PS. As stated in yout little black quote there, regardless of switches your video "will always be compressed". Now to compress it either pulls off a secret miracle or reduces bitrate. If it reduces bitrate it "must" reduce the quality. Now quality reduction depends how good are your eyes. Was the video good quality to start with ?
To clarify, compressing doesn't automatically mean a lower bitrate during playback. The main idea behind it is to increase the efficiency of information storage, not to strip bits out (though most codecs
do end up doing both).
For example, if you create a ZIP file, when you extract the files from it later they'll be the same as the originals. Despite this, the compressed archive will usually be of a smaller file size. You're essentially trading processor time for hard drive space (it takes more effort to interpret an "efficiently encoded file" then it takes to grab a raw chunk of information off the disk).
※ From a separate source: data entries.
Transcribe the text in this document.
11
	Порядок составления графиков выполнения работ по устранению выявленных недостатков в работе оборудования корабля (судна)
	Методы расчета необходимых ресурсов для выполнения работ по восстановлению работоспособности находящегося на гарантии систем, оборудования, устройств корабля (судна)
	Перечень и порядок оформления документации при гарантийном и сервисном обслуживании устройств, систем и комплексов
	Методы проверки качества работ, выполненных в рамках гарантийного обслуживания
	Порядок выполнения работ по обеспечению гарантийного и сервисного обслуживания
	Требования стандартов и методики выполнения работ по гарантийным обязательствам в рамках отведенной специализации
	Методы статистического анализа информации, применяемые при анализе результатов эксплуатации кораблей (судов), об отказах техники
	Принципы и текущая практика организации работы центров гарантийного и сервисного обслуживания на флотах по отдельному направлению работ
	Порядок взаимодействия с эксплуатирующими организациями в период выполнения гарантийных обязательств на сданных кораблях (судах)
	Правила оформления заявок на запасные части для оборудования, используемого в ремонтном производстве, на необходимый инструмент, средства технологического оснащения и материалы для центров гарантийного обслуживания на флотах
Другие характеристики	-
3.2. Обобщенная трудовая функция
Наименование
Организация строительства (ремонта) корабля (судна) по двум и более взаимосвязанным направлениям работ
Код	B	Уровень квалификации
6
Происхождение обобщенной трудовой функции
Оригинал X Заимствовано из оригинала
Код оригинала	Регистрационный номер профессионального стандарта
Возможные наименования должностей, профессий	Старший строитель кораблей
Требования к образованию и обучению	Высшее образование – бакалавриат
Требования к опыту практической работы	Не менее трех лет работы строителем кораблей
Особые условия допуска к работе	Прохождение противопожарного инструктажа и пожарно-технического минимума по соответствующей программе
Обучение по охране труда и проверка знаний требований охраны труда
In video/audio encoding though, data preservation
is the exception, rather then the rule. Most codecs are lossy (including the ones discussed in this thread, such as ADPCM), and when converting from one to the other (even while maintaining the same bitrate/resolution/etc between them) you're quite right to expect less quality.
QUOTE(cbagy @ Nov 12 2009, 05:10 AM)

Didnt notice any real difference between the qualities although i thought the reduced one flickered or dropped frames slightly but i think that may have been mind games.
The more compression algorithms you wrap around a given chunk of media, the more processor power you need to play it back in real time. Hence why XBMC on the Xbox can handle HD video
but only if it's not combined with heavy handed codecs. (eg Xvid/DivX can work, while h.264 and similar are right out). This sort of thing points more towards problems in the hardware rather then the media itself; altering an audio stream won't cause any "real" problems with the video stream other then the player's ability to handle the overall workload.
Though I'm just talking theory here; I haven't tried any of these ADPCM encoded streams myself.